President Barack Obama shows the Resolute Desk to a group of DREAMers, following their Oval Office meeting in which they talked about how they have benefited from the Deferred Action for Childhood Arrivals (DACA) program, Feb. 4, 2015. (Official White House Photo by Pete Souza)

By Luke Quillen
The Carolinian

An Obama era immigration policy, Deferred Action for Childhood Arrivals (DACA) was rescinded last week by President Trump.

The implementation of this change in policy has been delayed for six months by the administration to allow for Congress to pass legislation reforming immigration policy, the implication being that any new legislation passed will be decisive in regard to the residential status of “Dreamers,” as those in the DACA program are often called.

The DACA program was created through two executive orders issued in 2012 that sought to fairly deal with the children of those who have immigrated to the United States illegally.
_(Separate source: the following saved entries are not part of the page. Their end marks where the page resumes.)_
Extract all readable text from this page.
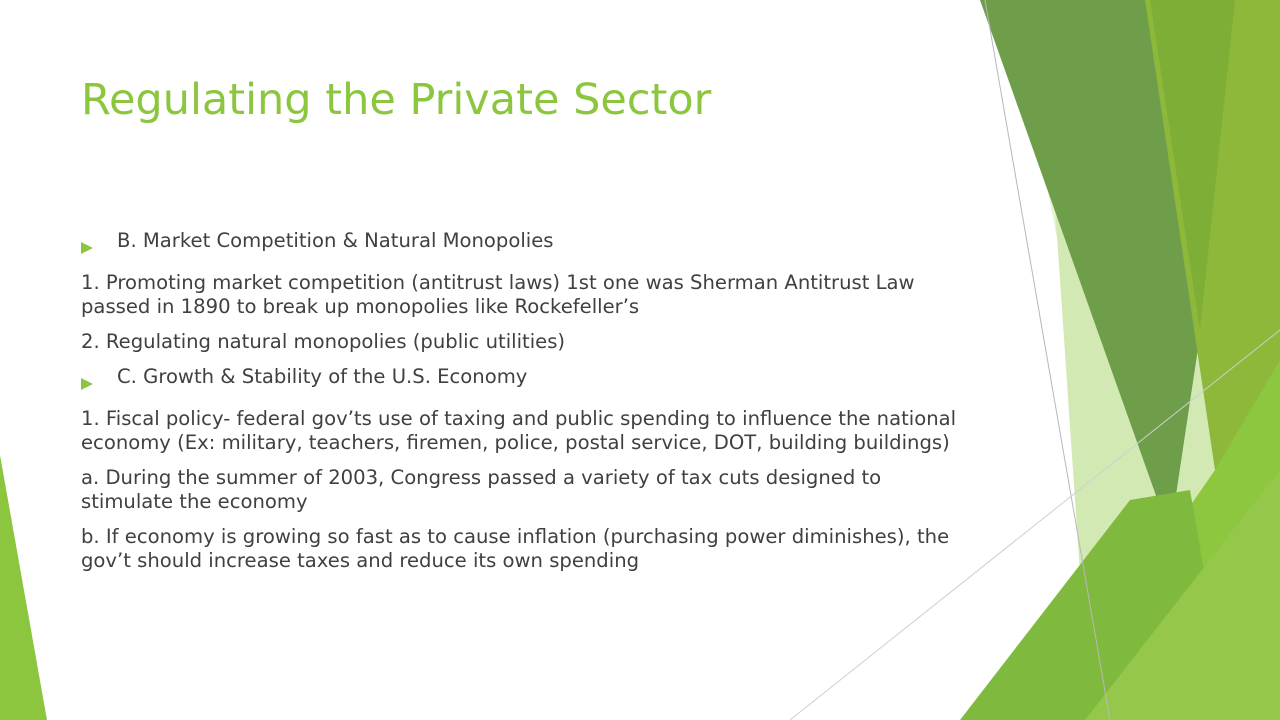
Regulating the Private Sector
B. Market Competition & Natural Monopolies

1. Promoting market competition (antitrust laws) 1st one was Sherman Antitrust Law passed in 1890 to break up monopolies like Rockefeller’s

2. Regulating natural monopolies (public utilities)

C. Growth & Stability of the U.S. Economy

1. Fiscal policy- federal gov’ts use of taxing and public spending to influence the national economy (Ex: military, teachers, firemen, police, postal service, DOT, building buildings)

a. During the summer of 2003, Congress passed a variety of tax cuts designed to stimulate the economy

b. If economy is growing so fast as to cause inflation (purchasing power diminishes), the gov’t should increase taxes and reduce its own spending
All of the beneficiaries of the policy were children under the age of 16 at the time of their arrival in the United States and were required to have arrived before June 2007.

In addition to those stipulations, all “Dreamers” must have lived continuously in the United States since June 15, 2007, received a high school diploma or its equivalent, be working or enrolled in school, and must not have any serious felonies or misdemeanors on their record.

One of the biggest proponents of the moral thrust behind the program on the national stage is S.C. Sen. Lindsey Graham. He has continuously spoke out in favor of immigrants falling under the policy, and introduced a bipartisan Senate bill dubbed the “Dream Act” in July that sought to preemptively spare the young, documented, registered, and complying Dreamers from deportation if Trump did decide, as he has, to rescind their protections.

Still, some elected officials in our state are hostile towards the program – criticizing the manner through which DACA came into existence and its supposed negative economic impact on citizens. South Carolina Attorney General Alan Wilson said in reference to the policy that, “ … the rule of law has to mean something. And if there’s a right way to do this, it is to do it through Congress … “. Lt. Governor Kevin Bryant also stated that South Carolina is right to deny occupational licenses to DACA students, arguing that native-born South Carolinians should not have to compete with DACA students for licenses and jobs.

There are around 800,000 Dreamers in the United States and over 7,000 in South Carolina. Unless congress can pass a law in the next six months either reaffirming the protections offered to those under the program or allowing them amnesty, then all Dreamers will be subject to deportation.